Muchas veces me pregunto qué sentido tiene la escritura. ¿Para quién escribe uno que se dedica a la pluma? ¿Quién lo entiende? ¿Es universal la literatura? Es verdad que la buena escritura trasciende fronteras pero no estoy plenamente convencido de que pueda entenderse por igual entre gentes bien diversas. Puedo aceptar que Dostoievski, Balzac, Flaubert o Proust sean entendidos, pero siempre me he preguntado por qué, por ejemplo, Cervantes sea un autor universal cuando su pluma es tan hispana. Y aún menos el realismo mágico de García Márquez o del mismo Vargas Llosa.
En la presentación a la que asisto «de cuerpo entero» escucho algo del autor Leal Canales con lo que me identifico. «No me gusta el mundo literario. No me siento cómodo». Casi estoy a punto de interrumpir y exclamar. ¡¡Y a mí tampoco me gusta!!» No es un ambiente limpio. El escritor por lo general es demasiado egocéntrico y vanidoso. Hace gala de no leer a sus contemporáneos, porque ya no hay nada nuevo que ofrecer salvo, por supuesto, lo que él escribe. Muchas veces ese comportamiento esconde una gran inseguridad de que lo suyo es mucho peor que lo del otro. Lo del rival, porque de rivalidad se trata.
Me viene a la memoria ahora esa escena desternillante de la película de Woody Allen, Midnight in Paris, cuando Hemingway le previene al joven autor norteamericano de no contar a un colega de qué va lo último que está escribiendo o dejarle el manuscrito para recabar un juicio. A buen seguro le dirá que no vale nada, que está mal escrito, que le falta pulso a mitad y que, además, esa historia ya ha sido más o menos escrita por otro literato. ¡Y mejor contada!
Nadie le asegura al desilusionado autor que toda esa rotundidad negativa, capaz de derrumbar hasta una estatua de mármol, sea exacta. El mundo de la literatura, y del arte en general, está lleno de fracasos, de injustos fracasos, de buenos creadores que no han tenido la suerte, los medios y sobre todo los contactos para ver una de sus obras publicadas. Y obviamente no pocos de ellos desisten del empeño de seguir desarrollando la vocación.
La directora de la editora regional de Extremadura cuenta en la presentación que no tienen medios para leer tantos manuscritos que les llegan a diario. Explica que en el mes de febrero recibieron al menos uno por día. La crisis ha agudizado aún más las dificultades de la industria editorial. Cierran publicaciones; otras se venden a precio de saldo y el sector se monopoliza cada vez más. Resulta heroico hoy en día poner en marcha una editorial.
No logro dar con la respuesta.
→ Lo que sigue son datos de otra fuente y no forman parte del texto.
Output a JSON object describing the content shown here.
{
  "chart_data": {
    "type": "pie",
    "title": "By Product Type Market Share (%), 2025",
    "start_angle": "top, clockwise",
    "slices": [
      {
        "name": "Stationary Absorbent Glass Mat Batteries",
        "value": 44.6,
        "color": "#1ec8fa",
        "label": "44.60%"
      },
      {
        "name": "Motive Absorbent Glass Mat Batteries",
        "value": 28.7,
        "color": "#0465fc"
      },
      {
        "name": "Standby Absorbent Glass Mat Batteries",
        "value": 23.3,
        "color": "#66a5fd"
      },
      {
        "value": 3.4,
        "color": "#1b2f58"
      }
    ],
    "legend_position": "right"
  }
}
A ver si me ayuda quien haya llegado hasta aquí en mi artículo. ¿Por qué somos tantos los que nos dedicamos a escribir sin importar de qué vamos a escribir y si somos capaces de hacerlo? ¿Por qué en España hay una hiperinflación anual de títulos cuando apenas se lee? ¿Tantas cosas tenemos en la cabeza, tengo yo en mi cabeza, como para ponernos, ponerme, delante del ordenador y empezar a teclear?
Si así fuera, si fuéramos realmente un país rico de ideas e imaginación, cargado de experiencias vividas y sentidas, una sociedad que se enorgullece por su riqueza de lenguaje y su claridad y transparencia en la comunicación, España sin duda sería hoy una nación que envidiaría todo el planeta.
A lo mejor nos admiran y yo, al estar muerto y, claro, enterarme menos, no me he dado cuenta de ello. Si es así procuraré enmendarme. Me dedicaré exclusivamente a escribir para mis dos perros, que no hablan pero son mucho más inteligentes que tantos y tantos con los que me solía topar cuando estaba vivo. La estupidez insiste siempre, parafraseando a Albert Camus.